Наконец наступило представление. Я в этот день давал обед приятелям — буянам, в ближнем от театра трактире, и когда в голове у всех зашумело, предложил им идти в театр, защищать правое дело, и роздал билеты. Мы вошли в театр гурьбою, и друзья мои ожидали только моего сигнала, чтоб шикать или хлопать. Между тем Груня не показывалась из своей уборной, пока не пришла ее очередь выходить на сцену. Когда же она вышла, то Маскиной сделалось дурно при виде бриллиантов и богатого платья, которые были на Груне, и весь закулисный факультет решил, что невозможно быть одетой лучше и богаче ее. Груня была вне себя от радости, и это расположение духа имело такое сильное влияние на ее игру, что она в самом деле превзошла все ожидания; а Маскина, в отчаянии от торжества соперницы, забыла роль и мешалась в игре. Друзья графа Жалкина старались всеми силами поддержать его приятельницу; но шиканье нашей партии заглушало слабые рукоплескания, и Груня, превозносимая похвалами в продолжение пьесы, была вызвана на сцену; а Маскина, покрытая стыдом и насмешками, побранилась с Грунею за кулисами и, приехав домой, подралась с графом.

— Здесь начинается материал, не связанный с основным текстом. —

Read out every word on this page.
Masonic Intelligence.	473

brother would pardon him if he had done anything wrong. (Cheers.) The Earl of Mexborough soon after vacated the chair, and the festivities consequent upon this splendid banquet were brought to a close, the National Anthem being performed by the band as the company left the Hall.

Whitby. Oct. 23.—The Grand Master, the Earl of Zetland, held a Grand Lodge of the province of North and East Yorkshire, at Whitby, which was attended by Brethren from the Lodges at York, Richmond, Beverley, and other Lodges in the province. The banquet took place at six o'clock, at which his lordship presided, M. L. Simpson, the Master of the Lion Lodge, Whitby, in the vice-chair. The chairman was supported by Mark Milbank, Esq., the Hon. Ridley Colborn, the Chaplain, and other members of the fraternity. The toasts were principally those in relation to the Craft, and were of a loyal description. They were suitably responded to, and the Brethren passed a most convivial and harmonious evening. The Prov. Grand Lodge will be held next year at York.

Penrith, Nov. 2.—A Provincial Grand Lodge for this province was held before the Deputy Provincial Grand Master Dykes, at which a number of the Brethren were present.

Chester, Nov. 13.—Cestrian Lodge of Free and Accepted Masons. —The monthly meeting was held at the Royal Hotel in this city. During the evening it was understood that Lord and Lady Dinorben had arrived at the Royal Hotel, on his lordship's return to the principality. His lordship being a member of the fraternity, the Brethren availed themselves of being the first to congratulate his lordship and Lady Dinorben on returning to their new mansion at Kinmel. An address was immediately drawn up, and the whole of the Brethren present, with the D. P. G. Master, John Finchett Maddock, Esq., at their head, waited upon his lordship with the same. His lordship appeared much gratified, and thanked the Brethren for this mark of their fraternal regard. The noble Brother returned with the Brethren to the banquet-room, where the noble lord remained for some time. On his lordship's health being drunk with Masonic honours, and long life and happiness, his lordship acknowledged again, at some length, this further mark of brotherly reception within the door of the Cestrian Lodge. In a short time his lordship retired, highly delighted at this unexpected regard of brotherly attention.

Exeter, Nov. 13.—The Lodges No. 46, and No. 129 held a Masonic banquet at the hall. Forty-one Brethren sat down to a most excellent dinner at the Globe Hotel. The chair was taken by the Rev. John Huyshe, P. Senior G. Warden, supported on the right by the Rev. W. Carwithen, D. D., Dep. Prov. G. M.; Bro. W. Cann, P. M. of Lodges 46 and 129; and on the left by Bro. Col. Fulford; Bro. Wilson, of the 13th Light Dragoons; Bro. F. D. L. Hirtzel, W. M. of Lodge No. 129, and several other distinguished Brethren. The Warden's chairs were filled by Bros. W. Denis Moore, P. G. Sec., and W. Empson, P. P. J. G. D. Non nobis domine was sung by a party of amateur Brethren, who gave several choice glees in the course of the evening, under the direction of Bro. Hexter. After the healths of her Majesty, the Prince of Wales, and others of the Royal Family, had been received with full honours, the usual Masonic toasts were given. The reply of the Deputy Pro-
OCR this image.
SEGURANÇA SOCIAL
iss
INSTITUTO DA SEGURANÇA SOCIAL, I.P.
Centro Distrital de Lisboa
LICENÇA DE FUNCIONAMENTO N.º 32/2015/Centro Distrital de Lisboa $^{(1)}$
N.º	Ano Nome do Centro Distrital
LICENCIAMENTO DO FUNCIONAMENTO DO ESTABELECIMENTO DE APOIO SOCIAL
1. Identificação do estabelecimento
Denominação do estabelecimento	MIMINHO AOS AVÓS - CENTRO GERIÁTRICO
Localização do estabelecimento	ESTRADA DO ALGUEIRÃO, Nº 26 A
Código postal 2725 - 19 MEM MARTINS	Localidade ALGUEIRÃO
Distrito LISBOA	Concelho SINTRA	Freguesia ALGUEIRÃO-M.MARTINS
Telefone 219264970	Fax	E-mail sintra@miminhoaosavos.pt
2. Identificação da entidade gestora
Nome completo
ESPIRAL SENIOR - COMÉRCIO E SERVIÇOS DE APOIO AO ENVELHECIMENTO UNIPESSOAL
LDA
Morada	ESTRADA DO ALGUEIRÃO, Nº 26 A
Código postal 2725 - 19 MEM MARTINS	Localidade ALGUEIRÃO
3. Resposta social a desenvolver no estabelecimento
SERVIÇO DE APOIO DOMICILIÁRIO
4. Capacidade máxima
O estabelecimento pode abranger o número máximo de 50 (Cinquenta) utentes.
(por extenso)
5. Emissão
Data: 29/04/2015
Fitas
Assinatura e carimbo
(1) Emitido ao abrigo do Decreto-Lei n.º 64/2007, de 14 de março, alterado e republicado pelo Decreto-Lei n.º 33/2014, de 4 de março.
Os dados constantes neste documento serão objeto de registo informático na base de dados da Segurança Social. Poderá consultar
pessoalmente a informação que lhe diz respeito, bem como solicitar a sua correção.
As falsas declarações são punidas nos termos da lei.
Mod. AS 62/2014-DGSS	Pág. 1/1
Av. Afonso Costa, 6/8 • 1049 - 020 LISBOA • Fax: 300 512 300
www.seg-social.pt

Я был принят Грунею с восторгом. У нее были званые гости к ужину, но я так был расстроен волнениями того дня, что чувствовал себя нездоровым, и поехал домой.

По мере успехов Груни на драматическом поприще и по мере распространения ее известности надлежало ей наряжаться лучше других, или, по крайней мере, так, как другие актрисы, иметь удобнее квартиру и завести свой экипажец. Я никак не мог согласиться, чтоб Груня прибегала к кому-либо другому в своих нуждах, и сделал для нее все, что было нужным. У нее не было шалей, но она у меня никогда их не просила; когда же я звал ее прогуливаться за город или просил надеть бриллианты на вечер, она с улыбкою отговаривалась тем, что у нее нет шали, а без этого нельзя ни прогуливаться, ни богато наряжаться. Разумеется, что надобно было купить несколько шалей, ибо привезенные мною из степи были распроданы.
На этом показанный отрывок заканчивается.